McKinley drops us into a world where paranormal creatures are as much a part of daily conversation as complaints about grumpy customers. The horrifyingly real vampires who mess around with Sunshine’s life seem extra threatening in contrast to the dramatic rumors and stories which circulate. The particular existence of demons, were-people, vampires, and the like is never unveiled in explicit detail. Sunshine thinks about Other activity a lot, so we aren’t left entirely uninformed, but you need to get comfortable with odd new pieces of fantasy popping up in New Arcadia until you can get your bearings. It took me several chapters to just accept the fact that I would be confused about some things until McKinley felt like revealing the answer. Once I came to terms with this, the reading was much easier. The vampire-slaying action gets overly complex at times; maybe unnecessarily so. My head began to spin from all the charmed objects and alternate planes of reality. But McKinley’s such a good writer that she twists it all together into a functional and intense sequence of events.
Alas for my inquisitive nature, there were a whole bunch of intriguing side-stories which took up a great many pages only to be left unresolved! Rosie assured me, when I stomped downstairs to vent my frustration after finishing the book, that Robin McKinley has wanted to do a sequel for a while but hasn’t managed to write something that worked. Fine, fine. The semi-realistic fantasy world in Sunshine is convincing and engrossing. Nearly all of the characters had such unique backgrounds and motivations, I could happily read a book devoted to each. A twenty book series, please! I actually liked how some of the newly magical events in Sunshine’s life didn’t have any direct influence on her vampire adventure, because that’s how real life works. Over the course of a very strange year, she learns that her friends aren’t always as simple as she thought they were, and that her own heritage is too complicated to tackle head-on.

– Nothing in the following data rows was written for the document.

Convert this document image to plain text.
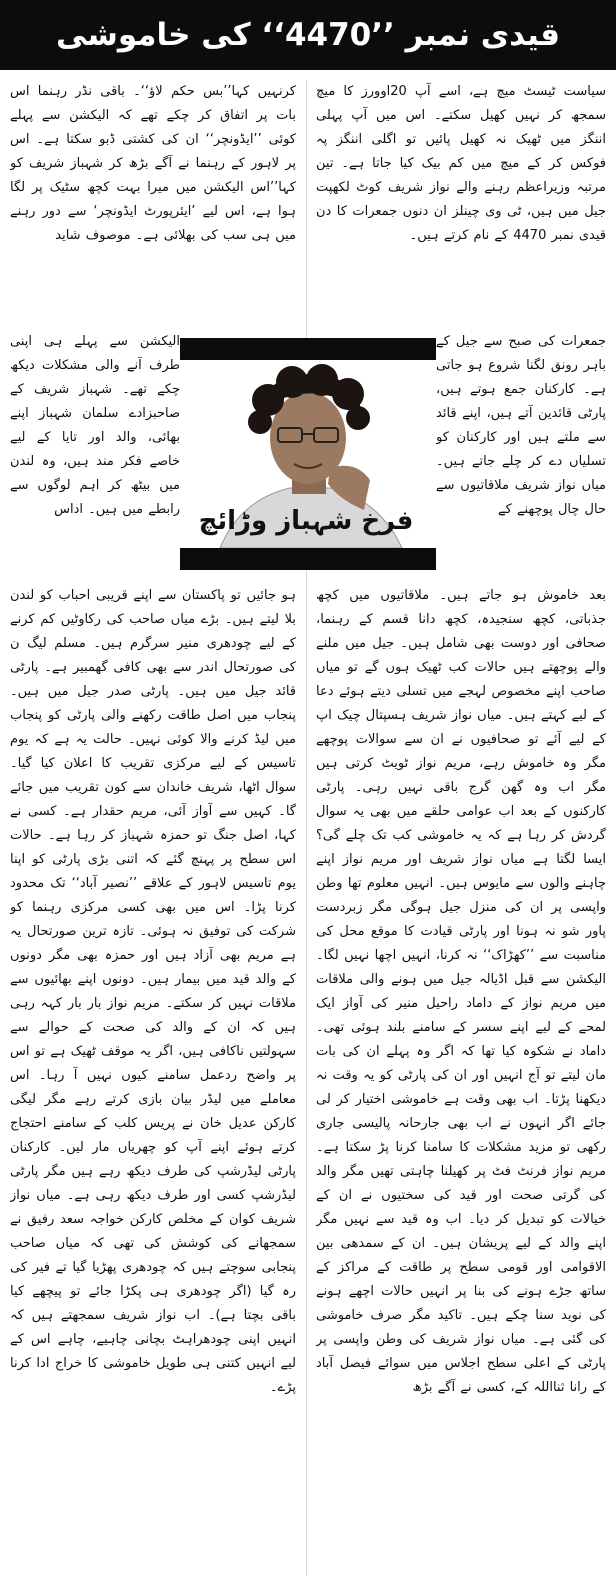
قیدی نمبر ’’4470‘‘ کی خاموشی

سیاست ٹیسٹ میچ ہے، اسے آپ 20اوورز کا میچ سمجھ کر نہیں کھیل سکتے۔ اس میں آپ پہلی اننگز میں ٹھیک نہ کھیل پائیں تو اگلی اننگز پہ فوکس کر کے میچ میں کم بیک کیا جاتا ہے۔ تین مرتبہ وزیراعظم رہنے والے نواز شریف کوٹ لکھپت جیل میں ہیں، ٹی وی چینلز ان دنوں جمعرات کا دن قیدی نمبر 4470 کے نام کرتے ہیں۔

کرنہیں کہا’’بس حکم لاؤ‘‘۔ باقی نڈر رہنما اس بات پر اتفاق کر چکے تھے کہ الیکشن سے پہلے کوئی ’’ایڈونچر‘‘ ان کی کشتی ڈبو سکتا ہے۔ اس پر لاہور کے رہنما نے آگے بڑھ کر شہباز شریف کو کہا’’اس الیکشن میں میرا بہت کچھ سٹیک پر لگا ہوا ہے، اس لیے ’ایئرپورٹ ایڈونچر‘ سے دور رہنے میں ہی سب کی بھلائی ہے۔ موصوف شاید

جمعرات کی صبح سے جیل کے باہر رونق لگنا شروع ہو جاتی ہے۔ کارکنان جمع ہوتے ہیں، پارٹی قائدین آتے ہیں، اپنے قائد سے ملتے ہیں اور کارکنان کو تسلیاں دے کر چلے جاتے ہیں۔ میاں نواز شریف ملاقاتیوں سے حال چال پوچھنے کے

الیکشن سے پہلے ہی اپنی طرف آنے والی مشکلات دیکھ چکے تھے۔ شہباز شریف کے صاحبزادے سلمان شہباز اپنے بھائی، والد اور تایا کے لیے خاصے فکر مند ہیں، وہ لندن میں بیٹھ کر اہم لوگوں سے رابطے میں ہیں۔ اداس فرخ شہباز وڑائچ

بعد خاموش ہو جاتے ہیں۔ ملاقاتیوں میں کچھ جذباتی، کچھ سنجیدہ، کچھ دانا قسم کے رہنما، صحافی اور دوست بھی شامل ہیں۔ جیل میں ملنے والے پوچھتے ہیں حالات کب ٹھیک ہوں گے تو میاں صاحب اپنے مخصوص لہجے میں تسلی دیتے ہوئے دعا کے لیے کہتے ہیں۔ میاں نواز شریف ہسپتال چیک اپ کے لیے آئے تو صحافیوں نے ان سے سوالات پوچھے مگر وہ خاموش رہے، مریم نواز ٹویٹ کرتی ہیں مگر اب وہ گھن گرج باقی نہیں رہی۔ پارٹی کارکنوں کے بعد اب عوامی حلقے میں بھی یہ سوال گردش کر رہا ہے کہ یہ خاموشی کب تک چلے گی؟ ایسا لگتا ہے میاں نواز شریف اور مریم نواز اپنے چاہنے والوں سے مایوس ہیں۔ انہیں معلوم تھا وطن واپسی پر ان کی منزل جیل ہوگی مگر زبردست پاور شو نہ ہونا اور پارٹی قیادت کا موقع محل کی مناسبت سے ’’کھڑاک‘‘ نہ کرنا، انہیں اچھا نہیں لگا۔ الیکشن سے قبل اڈیالہ جیل میں ہونے والی ملاقات میں مریم نواز کے داماد راحیل منیر کی آواز ایک لمحے کے لیے اپنے سسر کے سامنے بلند ہوئی تھی۔ داماد نے شکوہ کیا تھا کہ اگر وہ پہلے ان کی بات مان لیتے تو آج انہیں اور ان کی پارٹی کو یہ وقت نہ دیکھنا پڑتا۔ اب بھی وقت ہے خاموشی اختیار کر لی جائے اگر انہوں نے اب بھی جارحانہ پالیسی جاری رکھی تو مزید مشکلات کا سامنا کرنا پڑ سکتا ہے۔ مریم نواز فرنٹ فٹ پر کھیلنا چاہتی تھیں مگر والد کی گرتی صحت اور قید کی سختیوں نے ان کے خیالات کو تبدیل کر دیا۔ اب وہ قید سے نہیں مگر اپنے والد کے لیے پریشان ہیں۔ ان کے سمدھی بین الاقوامی اور قومی سطح پر طاقت کے مراکز کے ساتھ جڑے ہونے کی بنا پر انہیں حالات اچھے ہونے کی نوید سنا چکے ہیں۔ تاکید مگر صرف خاموشی کی گئی ہے۔ میاں نواز شریف کی وطن واپسی پر پارٹی کے اعلی سطح اجلاس میں سوائے فیصل آباد کے رانا ثنااللہ کے، کسی نے آگے بڑھ

ہو جائیں تو پاکستان سے اپنے قریبی احباب کو لندن بلا لیتے ہیں۔ بڑے میاں صاحب کی رکاوٹیں کم کرنے کے لیے چودھری منیر سرگرم ہیں۔ مسلم لیگ ن کی صورتحال اندر سے بھی کافی گھمبیر ہے۔ پارٹی قائد جیل میں ہیں۔ پارٹی صدر جیل میں ہیں۔ پنجاب میں اصل طاقت رکھنے والی پارٹی کو پنجاب میں لیڈ کرنے والا کوئی نہیں۔ حالت یہ ہے کہ یوم تاسیس کے لیے مرکزی تقریب کا اعلان کیا گیا۔ سوال اٹھا، شریف خاندان سے کون تقریب میں جائے گا۔ کہیں سے آواز آئی، مریم حقدار ہے۔ کسی نے کہا، اصل جنگ تو حمزہ شہباز کر رہا ہے۔ حالات اس سطح پر پہنچ گئے کہ اتنی بڑی پارٹی کو اپنا یوم تاسیس لاہور کے علاقے ’’نصیر آباد‘‘ تک محدود کرنا پڑا۔ اس میں بھی کسی مرکزی رہنما کو شرکت کی توفیق نہ ہوئی۔ تازہ ترین صورتحال یہ ہے مریم بھی آزاد ہیں اور حمزہ بھی مگر دونوں کے والد قید میں بیمار ہیں۔ دونوں اپنے بھائیوں سے ملاقات نہیں کر سکتے۔ مریم نواز بار بار کہہ رہی ہیں کہ ان کے والد کی صحت کے حوالے سے سہولتیں ناکافی ہیں، اگر یہ موقف ٹھیک ہے تو اس پر واضح ردعمل سامنے کیوں نہیں آ رہا۔ اس معاملے میں لیڈر بیان بازی کرتے رہے مگر لیگی کارکن عدیل خان نے پریس کلب کے سامنے احتجاج کرتے ہوئے اپنے آپ کو چھریاں مار لیں۔ کارکنان پارٹی لیڈرشپ کی طرف دیکھ رہے ہیں مگر پارٹی لیڈرشپ کسی اور طرف دیکھ رہی ہے۔ میاں نواز شریف کوان کے مخلص کارکن خواجہ سعد رفیق نے سمجھانے کی کوشش کی تھی کہ میاں صاحب پنجابی سوچتے ہیں کہ چودھری پھڑیا گیا تے فیر کی رہ گیا (اگر چودھری ہی پکڑا جائے تو پیچھے کیا باقی بچتا ہے)۔ اب نواز شریف سمجھتے ہیں کہ انہیں اپنی چودھراہٹ بچانی چاہیے، چاہے اس کے لیے انہیں کتنی ہی طویل خاموشی کا خراج ادا کرنا پڑے۔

The reason Sunshine is such a long book has a lot to do with the narrative style. Sunshine tells us about the events in the first-person, so we read along with whatever happens to be on her mind. When she dwells on her childhood before the coffee shop, we learn how she got her name by lying in the sunlight to heal after a bad illness. When she worries about the Special Other Forces catching on to her dealings with Con, we get a better picture of how the agency works (or sometimes doesn’t work) to protect humans from non-human dangers.

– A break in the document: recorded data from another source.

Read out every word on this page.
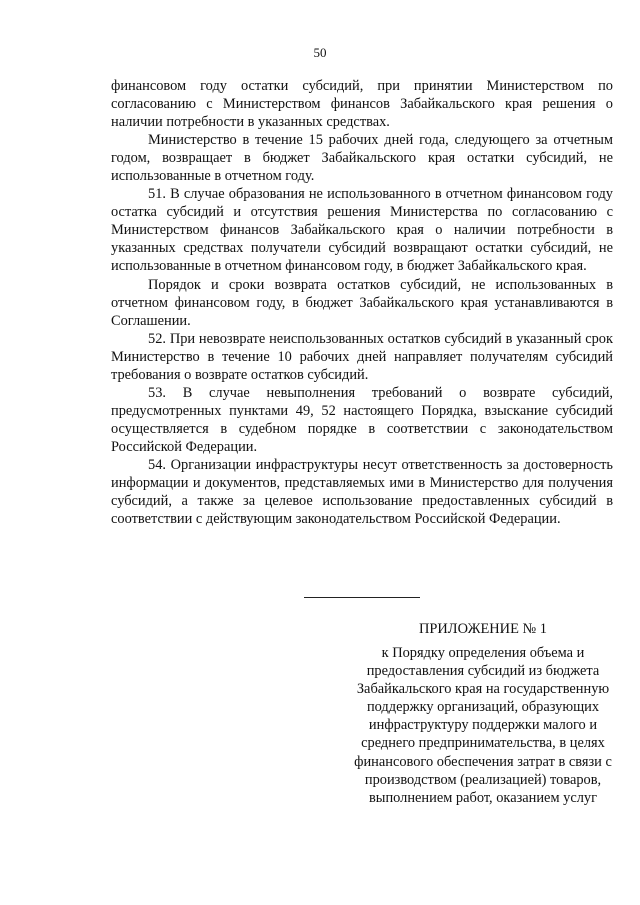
50

финансовом году остатки субсидий, при принятии Министерством по согласованию с Министерством финансов Забайкальского края решения о наличии потребности в указанных средствах.

Министерство в течение 15 рабочих дней года, следующего за отчетным годом, возвращает в бюджет Забайкальского края остатки субсидий, не использованные в отчетном году.

51. В случае образования не использованного в отчетном финансовом году остатка субсидий и отсутствия решения Министерства по согласованию с Министерством финансов Забайкальского края о наличии потребности в указанных средствах получатели субсидий возвращают остатки субсидий, не использованные в отчетном финансовом году, в бюджет Забайкальского края.

Порядок и сроки возврата остатков субсидий, не использованных в отчетном финансовом году, в бюджет Забайкальского края устанавливаются в Соглашении.

52. При невозврате неиспользованных остатков субсидий в указанный срок Министерство в течение 10 рабочих дней направляет получателям субсидий требования о возврате остатков субсидий.

53. В случае невыполнения требований о возврате субсидий, предусмотренных пунктами 49, 52 настоящего Порядка, взыскание субсидий осуществляется в судебном порядке в соответствии с законодательством Российской Федерации.

54. Организации инфраструктуры несут ответственность за достоверность информации и документов, представляемых ими в Министерство для получения субсидий, а также за целевое использование предоставленных субсидий в соответствии с действующим законодательством Российской Федерации.

ПРИЛОЖЕНИЕ № 1

к Порядку определения объема и
предоставления субсидий из бюджета
Забайкальского края на государственную
поддержку организаций, образующих
инфраструктуру поддержки малого и
среднего предпринимательства, в целях
финансового обеспечения затрат в связи с
производством (реализацией) товаров,
выполнением работ, оказанием услуг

Sunshine is an extremely introspective woman, and I must say that I could have done without some of the re-hashing and moral conundrums which sometimes bog down the story’s flow. The excessive amount of pondering gives lots of weight to so many of those side-stories which never quite reached a conclusion. On the brighter side, Sunshine is a pretty hilarious narrator. Her sense of humor goes into gear at all the strangest moments, and a few of the scariest scenes are made a little more fun with her eye for black comedy. All the extra detail does make every layer of Sunshine’s life – and all of life post-Voodoo Wars – seem intricately whole and thoroughly real. And if you’re a devoted coffee-shop regular, you’ll probably be happy to read pages and pages of bakery life, where the dark menace so prevalent in Sunshine can’t quite take away the appeal of cherry tarts coming out of the oven.
Want it short(er) and sweet(ish)? Here’s how I wrote down my feelings soon after finishing the book, for my wrap-up of what I read in September.
Sunshine is a smart urban fantasy with vampires and cinnamon rolls. The future is weird. The vampires are scary. The bakery is wonderful. McKinley’s writing was almost always incredibly strong, though I think this book could have been about 100 pages shorter and held my attention a little better. … It stands out amongst a tired genre, that’s for sure, even though it was written several years ago. Did you know that it was possible to get bent out of shape about baked goods, even while blood’s a-splatterin’ and curses are flying fast? It’s possible and it’s fun.